A causa mais comum de HEP é a espontânea, seguida de complicação hemorrágica de bloqueio neuroaxial e em terceiro lugar secundário às malformações vasculares.2 Os fatores de risco associados ao HEP estão relacionados à idade do paciente (mais frequente em idosos); sexo feminino; coagulopatias; trombocitopenias; alterações da anatomia espinhal; múltiplas tentativas de punção neuroaxial; sangue no cateter epidural durante sua inserção ou remoção; uso de drogas anticoagulantes, antiplaquetárias ou fibrinolíticas; e uso de terapia anticoagulante/antiplaquetária dupla.1-3,6,9-14 Em relação ao HEP associado a bloqueios neuroaxiais, a inserção de cateter peridural está em primeiro lugar, seguida da punção peridural simples e, por último, a punção subaracnóidea.2
Em decorrência do reduzido número de casos relatados referentes a hematoma espinhal após bloqueios neuroaxiais, as recomendações não se baseiam em estudos prospectivos randomizados, mas em opiniões de especialistas e relatos de casos.15 A recomendação adotada pela maioria das sociedades tem sido estabelecer um intervalo de tempo, entre a interrupção da medicação e o bloqueio do neuroeixo, de duas vezes a meia-vida de eliminação do fármaco.16
HEPARINA NÃO FRACIONADA
Usada para tratamento de trombose venosa profunda (TVP), para profilaxia antitrombótica, em circulação extracorpórea para cirurgia cardíaca e em cirurgia vascular.2 Em dose terapêutica, a anticoagulação é monitorada com tempo de tromboplastina parcial ativado (TTPa). Sua anticoagulação pode ser revertida com protamina; 1 mg de heparina (protamina) neutraliza 100 UI de heparina. Doses para profilaxia de TVP geralmente não alteram o TTPA.4
O uso de doses profiláticas (duas doses diárias de 5.000 UI) não contraindica a realização de bloqueio do neuroeixo.1,2 Em decorrência do risco de trombocitopenia induzida pela heparina em pacientes que usam HNF por mais de quatro dias, a contagem de plaquetas deve ser realizada nesses pacientes antes do bloqueio de neuroeixo e da remoção do cateter.1,15
O intervalo entre a administração de HNF e o bloqueio de neuroeixo ou remoção de cateter peridural deve ser de 4-6 horas.15 A próxima dose de HNF profilática deve ser realizada no mínimo uma hora após a anestesia ou a remoção do cateter.2
A heparinização intraoperatória não representa necessariamente uma contraindicação para bloqueio do neuroeixo15. No entanto, algumas recomendações são sugeridas. Deve-se aguardar intervalo de no mínimo uma hora entre a punção/colocação de cateter e a heparinização.
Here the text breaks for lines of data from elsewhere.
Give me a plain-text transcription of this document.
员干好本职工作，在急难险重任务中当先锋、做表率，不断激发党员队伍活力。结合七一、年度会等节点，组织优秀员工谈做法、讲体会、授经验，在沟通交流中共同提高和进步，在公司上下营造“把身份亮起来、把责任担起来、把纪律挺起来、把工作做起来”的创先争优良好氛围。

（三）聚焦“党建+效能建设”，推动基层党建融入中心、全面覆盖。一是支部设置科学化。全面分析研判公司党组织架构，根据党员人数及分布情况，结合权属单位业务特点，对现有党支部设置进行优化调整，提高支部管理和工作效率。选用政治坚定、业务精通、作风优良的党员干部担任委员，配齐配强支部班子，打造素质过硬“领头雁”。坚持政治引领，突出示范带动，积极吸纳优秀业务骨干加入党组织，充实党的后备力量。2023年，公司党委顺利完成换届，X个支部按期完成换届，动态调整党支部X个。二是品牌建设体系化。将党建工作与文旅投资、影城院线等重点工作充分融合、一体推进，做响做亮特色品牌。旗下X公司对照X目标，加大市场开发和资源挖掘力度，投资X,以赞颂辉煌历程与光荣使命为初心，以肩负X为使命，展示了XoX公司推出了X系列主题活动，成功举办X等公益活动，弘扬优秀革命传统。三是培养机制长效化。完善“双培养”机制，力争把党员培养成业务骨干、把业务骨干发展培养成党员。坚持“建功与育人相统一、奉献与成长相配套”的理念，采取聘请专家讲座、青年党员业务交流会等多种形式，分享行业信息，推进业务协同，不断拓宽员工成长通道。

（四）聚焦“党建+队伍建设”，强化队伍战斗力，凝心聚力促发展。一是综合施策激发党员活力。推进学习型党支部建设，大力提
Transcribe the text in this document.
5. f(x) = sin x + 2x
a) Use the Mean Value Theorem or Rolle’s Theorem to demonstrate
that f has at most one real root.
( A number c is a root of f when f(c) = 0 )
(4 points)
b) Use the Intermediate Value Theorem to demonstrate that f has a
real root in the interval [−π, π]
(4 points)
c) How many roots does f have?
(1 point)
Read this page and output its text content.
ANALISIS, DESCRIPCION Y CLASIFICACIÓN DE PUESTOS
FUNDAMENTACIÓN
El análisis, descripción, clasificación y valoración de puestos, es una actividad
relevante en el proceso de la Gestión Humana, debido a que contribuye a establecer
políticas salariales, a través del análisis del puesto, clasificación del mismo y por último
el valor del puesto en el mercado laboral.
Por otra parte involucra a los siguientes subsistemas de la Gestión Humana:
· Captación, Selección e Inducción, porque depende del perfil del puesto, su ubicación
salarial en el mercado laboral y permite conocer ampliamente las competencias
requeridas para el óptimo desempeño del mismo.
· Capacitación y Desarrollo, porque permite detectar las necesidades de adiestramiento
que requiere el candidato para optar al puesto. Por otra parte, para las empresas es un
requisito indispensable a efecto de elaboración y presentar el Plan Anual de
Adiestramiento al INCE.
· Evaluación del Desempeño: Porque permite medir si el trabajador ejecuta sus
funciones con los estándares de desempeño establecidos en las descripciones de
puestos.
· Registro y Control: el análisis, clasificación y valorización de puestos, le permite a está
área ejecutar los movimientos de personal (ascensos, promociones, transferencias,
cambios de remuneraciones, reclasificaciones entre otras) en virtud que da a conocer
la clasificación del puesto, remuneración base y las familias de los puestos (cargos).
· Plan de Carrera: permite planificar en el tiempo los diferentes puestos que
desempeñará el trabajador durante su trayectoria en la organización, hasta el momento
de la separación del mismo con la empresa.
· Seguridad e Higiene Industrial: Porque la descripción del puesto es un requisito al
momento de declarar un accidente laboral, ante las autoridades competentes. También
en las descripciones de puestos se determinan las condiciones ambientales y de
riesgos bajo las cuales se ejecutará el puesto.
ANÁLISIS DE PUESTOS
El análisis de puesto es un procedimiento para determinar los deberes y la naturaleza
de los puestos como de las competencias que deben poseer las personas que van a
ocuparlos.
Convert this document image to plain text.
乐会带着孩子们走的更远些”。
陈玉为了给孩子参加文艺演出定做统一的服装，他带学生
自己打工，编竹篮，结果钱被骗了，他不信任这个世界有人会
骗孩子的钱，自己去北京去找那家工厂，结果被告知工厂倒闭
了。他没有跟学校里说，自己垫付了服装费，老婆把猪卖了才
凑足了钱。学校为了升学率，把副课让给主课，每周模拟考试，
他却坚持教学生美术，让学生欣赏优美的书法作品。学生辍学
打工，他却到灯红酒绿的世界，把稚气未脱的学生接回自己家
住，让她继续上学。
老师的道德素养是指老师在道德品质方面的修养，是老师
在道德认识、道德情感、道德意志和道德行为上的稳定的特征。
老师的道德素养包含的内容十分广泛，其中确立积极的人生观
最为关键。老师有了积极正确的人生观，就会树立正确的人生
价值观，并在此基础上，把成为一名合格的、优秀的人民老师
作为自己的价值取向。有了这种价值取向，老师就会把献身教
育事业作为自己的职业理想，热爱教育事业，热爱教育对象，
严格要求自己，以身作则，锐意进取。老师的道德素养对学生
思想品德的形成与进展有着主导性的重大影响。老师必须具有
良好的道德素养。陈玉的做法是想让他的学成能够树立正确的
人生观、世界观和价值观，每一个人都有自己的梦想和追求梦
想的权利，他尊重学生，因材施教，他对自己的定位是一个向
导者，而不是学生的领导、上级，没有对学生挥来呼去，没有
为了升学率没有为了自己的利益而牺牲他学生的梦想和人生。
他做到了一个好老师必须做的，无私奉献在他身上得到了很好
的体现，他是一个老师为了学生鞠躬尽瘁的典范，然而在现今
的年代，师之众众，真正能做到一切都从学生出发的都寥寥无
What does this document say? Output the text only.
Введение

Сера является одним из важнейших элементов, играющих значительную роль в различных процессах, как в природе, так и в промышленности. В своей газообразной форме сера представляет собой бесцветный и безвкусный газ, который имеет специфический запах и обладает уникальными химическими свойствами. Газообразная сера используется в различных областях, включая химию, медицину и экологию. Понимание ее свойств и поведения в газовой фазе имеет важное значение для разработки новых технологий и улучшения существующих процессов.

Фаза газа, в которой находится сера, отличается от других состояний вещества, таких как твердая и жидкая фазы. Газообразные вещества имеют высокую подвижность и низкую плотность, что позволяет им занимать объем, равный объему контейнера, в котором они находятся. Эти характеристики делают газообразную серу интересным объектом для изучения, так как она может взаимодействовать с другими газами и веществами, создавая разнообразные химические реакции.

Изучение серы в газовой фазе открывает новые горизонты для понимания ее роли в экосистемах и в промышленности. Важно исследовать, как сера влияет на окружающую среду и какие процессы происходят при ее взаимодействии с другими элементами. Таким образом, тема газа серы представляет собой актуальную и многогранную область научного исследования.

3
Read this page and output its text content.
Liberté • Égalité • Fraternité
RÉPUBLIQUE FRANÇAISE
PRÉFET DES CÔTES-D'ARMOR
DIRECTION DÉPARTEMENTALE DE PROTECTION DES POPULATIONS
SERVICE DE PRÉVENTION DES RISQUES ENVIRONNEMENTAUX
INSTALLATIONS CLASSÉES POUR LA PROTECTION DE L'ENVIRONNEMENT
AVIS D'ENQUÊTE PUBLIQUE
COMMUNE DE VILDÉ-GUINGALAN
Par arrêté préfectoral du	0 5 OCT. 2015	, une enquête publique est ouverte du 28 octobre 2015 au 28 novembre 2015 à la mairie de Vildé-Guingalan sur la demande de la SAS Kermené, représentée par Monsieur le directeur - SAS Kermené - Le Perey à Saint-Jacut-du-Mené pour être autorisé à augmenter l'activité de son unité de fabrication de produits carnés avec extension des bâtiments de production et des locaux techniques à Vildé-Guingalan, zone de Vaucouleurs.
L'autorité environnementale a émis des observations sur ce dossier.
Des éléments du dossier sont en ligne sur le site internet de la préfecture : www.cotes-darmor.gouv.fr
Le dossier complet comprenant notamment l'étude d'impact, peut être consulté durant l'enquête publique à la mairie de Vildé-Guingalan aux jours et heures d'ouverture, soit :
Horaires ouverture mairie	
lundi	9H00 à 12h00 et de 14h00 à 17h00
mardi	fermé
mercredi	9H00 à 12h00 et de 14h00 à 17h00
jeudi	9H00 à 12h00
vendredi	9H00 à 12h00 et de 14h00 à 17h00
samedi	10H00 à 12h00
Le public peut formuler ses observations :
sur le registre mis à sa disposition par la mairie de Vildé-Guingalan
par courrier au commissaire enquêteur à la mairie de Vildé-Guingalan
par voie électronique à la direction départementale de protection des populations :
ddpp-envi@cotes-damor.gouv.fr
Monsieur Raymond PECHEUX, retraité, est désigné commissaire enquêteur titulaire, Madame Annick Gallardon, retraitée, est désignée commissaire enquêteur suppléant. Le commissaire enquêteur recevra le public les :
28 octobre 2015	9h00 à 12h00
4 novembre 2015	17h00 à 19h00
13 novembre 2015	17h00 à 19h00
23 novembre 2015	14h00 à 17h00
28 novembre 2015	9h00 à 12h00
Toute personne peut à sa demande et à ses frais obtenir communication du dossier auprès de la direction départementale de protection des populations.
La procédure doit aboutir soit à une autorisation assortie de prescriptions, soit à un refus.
O bloqueio não deve ser realizado se o paciente estiver em uso de anticoagulantes ou apresentar coagulopatias. É necessário aguardar intervalo de quatro horas entre a dose de heparina e a retirada do cateter. Após a remoção do cateter, aguardar uma hora para nova dose de HNF.1,15
Pacientes em uso de doses terapêuticas devem apresentar valores normais de TTPa ou TCP (tempo de coagulação ativado) antes da punção ou remoção do cateter. Esses pacientes devem ter a droga suspensa por no mínimo quatro horas antes do bloqueio neuroaxial ou remoção do cateter.2
HEPARINA DE BAIXO PESO MOLECULAR
Heparina de baixo peso molecular (HBPM) é usada para profilaxia e tratamento de trombose venosa profunda (TVP), bem como na terapêutica de substituição nos doentes cronicamente medicados com varfarina, tais como grávidas, doentes com próteses valvares ou com história de fibrilação atrial17. Sua vantagem em relação à heparina não fracionada é a maior biodisponibilidade após administração subcutânea, o que resulta em efeito anticoagulante superior, sem aumentar a tendência ao sangramento e sua longa meia-vida de 4-7 horas, que permite a administração da droga apenas uma vez ao dia. Seu efeito resulta da ativação da antitrombina III com efeito inibitório marcado do fator Xa em relação à trombina. O tempo de coagulação ativado e o tempo de tromboplastina parcial ativado podem permanecer inalterados com o uso da HBPM e sua ação anticoagulante é monitorada pela dosagem plasmática da atividade do fator Xa. Ao contrário da heparina não fracionada, sua atividade não pode ser revertida pela protamina.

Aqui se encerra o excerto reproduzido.